Obtain detailed information about tasks that have been completed on MapReduce.

  • Commands for the operation:
    curl -k -i --negotiate -u : "https://10.120.85.2:26014/ws/v1/history/mapreduce/jobs"

    In the preceding command, 10.120.85.2 indicates the value of JHS_FLOAT_IP for MapReduce, and 26014 indicates the port ID of the JobHistoryServer node.

    In RedHat 6.x and CentOS 6.x, a compatibility problem occurs when the curl command is used to access the JobHistoryServer.
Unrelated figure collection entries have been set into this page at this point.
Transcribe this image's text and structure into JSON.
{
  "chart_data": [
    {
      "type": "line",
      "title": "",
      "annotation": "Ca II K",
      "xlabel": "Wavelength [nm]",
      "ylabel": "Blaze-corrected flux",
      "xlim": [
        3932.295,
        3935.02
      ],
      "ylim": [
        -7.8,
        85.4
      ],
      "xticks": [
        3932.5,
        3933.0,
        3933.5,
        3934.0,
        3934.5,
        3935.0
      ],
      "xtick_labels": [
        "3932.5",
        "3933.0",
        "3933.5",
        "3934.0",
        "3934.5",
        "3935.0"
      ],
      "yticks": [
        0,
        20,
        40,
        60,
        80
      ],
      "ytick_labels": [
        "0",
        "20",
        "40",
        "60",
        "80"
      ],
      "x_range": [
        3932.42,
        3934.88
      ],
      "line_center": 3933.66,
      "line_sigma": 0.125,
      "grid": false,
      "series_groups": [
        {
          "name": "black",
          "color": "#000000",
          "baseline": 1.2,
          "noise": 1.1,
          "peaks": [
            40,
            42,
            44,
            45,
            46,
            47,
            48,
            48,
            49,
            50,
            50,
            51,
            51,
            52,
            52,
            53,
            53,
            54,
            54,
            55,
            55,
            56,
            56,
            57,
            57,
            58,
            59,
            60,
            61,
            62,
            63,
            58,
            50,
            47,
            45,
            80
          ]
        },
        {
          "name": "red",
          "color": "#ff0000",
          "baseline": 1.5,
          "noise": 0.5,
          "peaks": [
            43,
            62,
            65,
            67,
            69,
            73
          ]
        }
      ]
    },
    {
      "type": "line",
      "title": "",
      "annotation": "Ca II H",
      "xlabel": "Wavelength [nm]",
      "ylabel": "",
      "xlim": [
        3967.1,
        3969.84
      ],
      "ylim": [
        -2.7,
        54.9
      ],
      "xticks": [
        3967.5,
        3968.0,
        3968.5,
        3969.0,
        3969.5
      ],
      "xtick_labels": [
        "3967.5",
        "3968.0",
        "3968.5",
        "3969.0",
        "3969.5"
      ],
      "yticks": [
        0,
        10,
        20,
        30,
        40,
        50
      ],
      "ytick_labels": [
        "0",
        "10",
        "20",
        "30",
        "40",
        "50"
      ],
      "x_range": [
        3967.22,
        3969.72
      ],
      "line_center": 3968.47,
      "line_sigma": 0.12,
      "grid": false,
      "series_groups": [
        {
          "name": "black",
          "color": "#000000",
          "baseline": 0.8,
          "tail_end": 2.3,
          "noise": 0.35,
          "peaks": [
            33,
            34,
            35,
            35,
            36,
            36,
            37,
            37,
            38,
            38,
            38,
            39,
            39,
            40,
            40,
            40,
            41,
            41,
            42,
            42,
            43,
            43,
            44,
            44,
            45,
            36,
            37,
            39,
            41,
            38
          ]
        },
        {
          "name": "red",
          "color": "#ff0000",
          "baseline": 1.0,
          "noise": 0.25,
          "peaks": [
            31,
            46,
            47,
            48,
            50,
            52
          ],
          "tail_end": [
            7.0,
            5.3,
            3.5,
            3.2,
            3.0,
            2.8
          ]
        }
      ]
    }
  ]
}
As a result, the correct result cannot be returned.

  • You can view the status information about historical tasks, such as the task IDs, start time, end time, and task execution status.
  • Execution result
    {
        "jobs":{
            "job":[
                {
                    "submitTime":1525693184360,
                    "startTime":1525693194840,
                    "finishTime":1525693215540,
                    "id":"job_1525686535456_0001",
                    "name":"QuasiMonteCarlo",
                    "queue":"default",
                    "user":"mapred",
                    "state":"SUCCEEDED",
                    "mapsTotal":1,
                    "mapsCompleted":1,
                    "reducesTotal":1,
                    "reducesCompleted":1
                }
            ]
        }
    }
  • Result analysis:

    Using this API, you can query the completed MapReduce tasks in the current cluster and obtain information listed in Table 1.

    Table 1 Common information

    Parameter

    Description

    submitTime

    Time when a task is submitted

    startTime

    Start time

    finishTime

    End time

    queue

    Task queue

    user

    User who submits the task

    state

    Task state, success or failure